Como a imigração italiana impactou a arquitetura de São Paulo

A herança deixada por imigrantes italianos na arquitetura da cidade de São Paulo é mais profunda e abrangente do que costuma indicar a narrativa tradicional. A partir do final do século XIX, impulsionada por políticas de substituição da mão de obra escravizada, a imigração italiana trouxe ao Brasil não apenas trabalhadores rurais, mas também profissionais urbanos qualificados — arquitetos, engenheiros, construtores e artesãos —, que participaram diretamente da consolidação da paisagem urbana paulistana em um momento decisivo de expansão e modernização.

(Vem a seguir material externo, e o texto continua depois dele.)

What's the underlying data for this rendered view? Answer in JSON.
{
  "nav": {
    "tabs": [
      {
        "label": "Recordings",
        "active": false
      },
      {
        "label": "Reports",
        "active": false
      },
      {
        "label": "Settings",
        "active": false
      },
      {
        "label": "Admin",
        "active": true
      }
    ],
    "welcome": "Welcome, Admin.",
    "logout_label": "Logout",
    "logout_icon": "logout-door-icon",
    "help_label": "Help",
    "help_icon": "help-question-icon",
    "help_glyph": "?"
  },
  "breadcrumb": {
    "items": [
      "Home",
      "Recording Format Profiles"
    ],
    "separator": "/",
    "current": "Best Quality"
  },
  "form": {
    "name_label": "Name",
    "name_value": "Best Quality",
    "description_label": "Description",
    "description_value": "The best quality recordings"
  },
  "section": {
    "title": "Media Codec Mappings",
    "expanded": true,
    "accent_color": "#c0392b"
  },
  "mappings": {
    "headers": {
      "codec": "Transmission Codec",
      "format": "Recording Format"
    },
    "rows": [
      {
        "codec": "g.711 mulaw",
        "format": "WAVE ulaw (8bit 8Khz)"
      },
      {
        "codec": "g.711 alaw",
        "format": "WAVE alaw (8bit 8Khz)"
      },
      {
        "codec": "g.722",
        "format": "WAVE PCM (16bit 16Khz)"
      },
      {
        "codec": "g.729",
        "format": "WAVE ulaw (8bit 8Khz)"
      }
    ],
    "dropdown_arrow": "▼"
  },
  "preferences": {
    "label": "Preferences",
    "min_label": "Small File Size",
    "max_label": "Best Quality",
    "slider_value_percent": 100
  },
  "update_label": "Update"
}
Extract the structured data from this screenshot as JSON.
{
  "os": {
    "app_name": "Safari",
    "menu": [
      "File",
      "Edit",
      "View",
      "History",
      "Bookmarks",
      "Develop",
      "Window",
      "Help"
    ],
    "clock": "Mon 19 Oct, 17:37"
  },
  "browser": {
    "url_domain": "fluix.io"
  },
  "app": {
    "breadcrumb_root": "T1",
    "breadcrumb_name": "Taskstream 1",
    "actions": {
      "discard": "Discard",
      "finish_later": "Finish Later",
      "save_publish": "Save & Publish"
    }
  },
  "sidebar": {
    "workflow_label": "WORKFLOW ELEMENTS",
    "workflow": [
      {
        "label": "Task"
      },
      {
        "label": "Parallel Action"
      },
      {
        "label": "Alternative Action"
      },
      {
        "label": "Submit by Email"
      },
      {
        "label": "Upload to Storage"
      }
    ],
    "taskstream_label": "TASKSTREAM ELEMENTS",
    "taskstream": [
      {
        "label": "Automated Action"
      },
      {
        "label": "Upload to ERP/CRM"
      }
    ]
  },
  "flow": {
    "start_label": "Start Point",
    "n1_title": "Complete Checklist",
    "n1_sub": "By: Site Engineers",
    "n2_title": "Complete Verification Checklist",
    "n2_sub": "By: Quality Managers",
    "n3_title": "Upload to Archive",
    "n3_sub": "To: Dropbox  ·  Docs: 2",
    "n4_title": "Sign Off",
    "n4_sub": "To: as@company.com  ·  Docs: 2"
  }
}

“Na virada do século XIX para o XX, com a transição do Império para a República e a ascensão econômica de São Paulo impulsionada pelo café, a cidade passou por uma profunda metamorfose urbana: a antiga matriz colonial portuguesa foi sendo substituída por uma arquitetura de inspiração europeia, trazida por imigrantes, como parte de um projeto de modernidade que buscava simbolicamente superar o passado ibérico e escravista”, explica Beatriz Piccolotto Siqueira Bueno, professora da FAU USP e coordenadora do projeto Plataforma on-line: Arquitetura italiana no Estado de São Paulo, que mapeia e reconhece obras de engenheiros, arquitetos e descendentes italianos em diferentes cidades do estado.
Ligados majoritariamente ao ecletismo, esses profissionais estiveram à frente de projetos de teatros, hospitais, mercados e edifícios públicos que ajudaram a moldar a imagem de uma cidade que buscava afirmar-se como metrópole moderna. “Não era uma produção que simplesmente copiava catálogos europeus. Os imigrantes italianos atuaram diretamente na urbanização. Eles contribuíram para a construção de cidades e da modernidade brasileira”, esclarece Miguel Antonio Buzzar, professor do IAU USP e também coordenador da plataforma.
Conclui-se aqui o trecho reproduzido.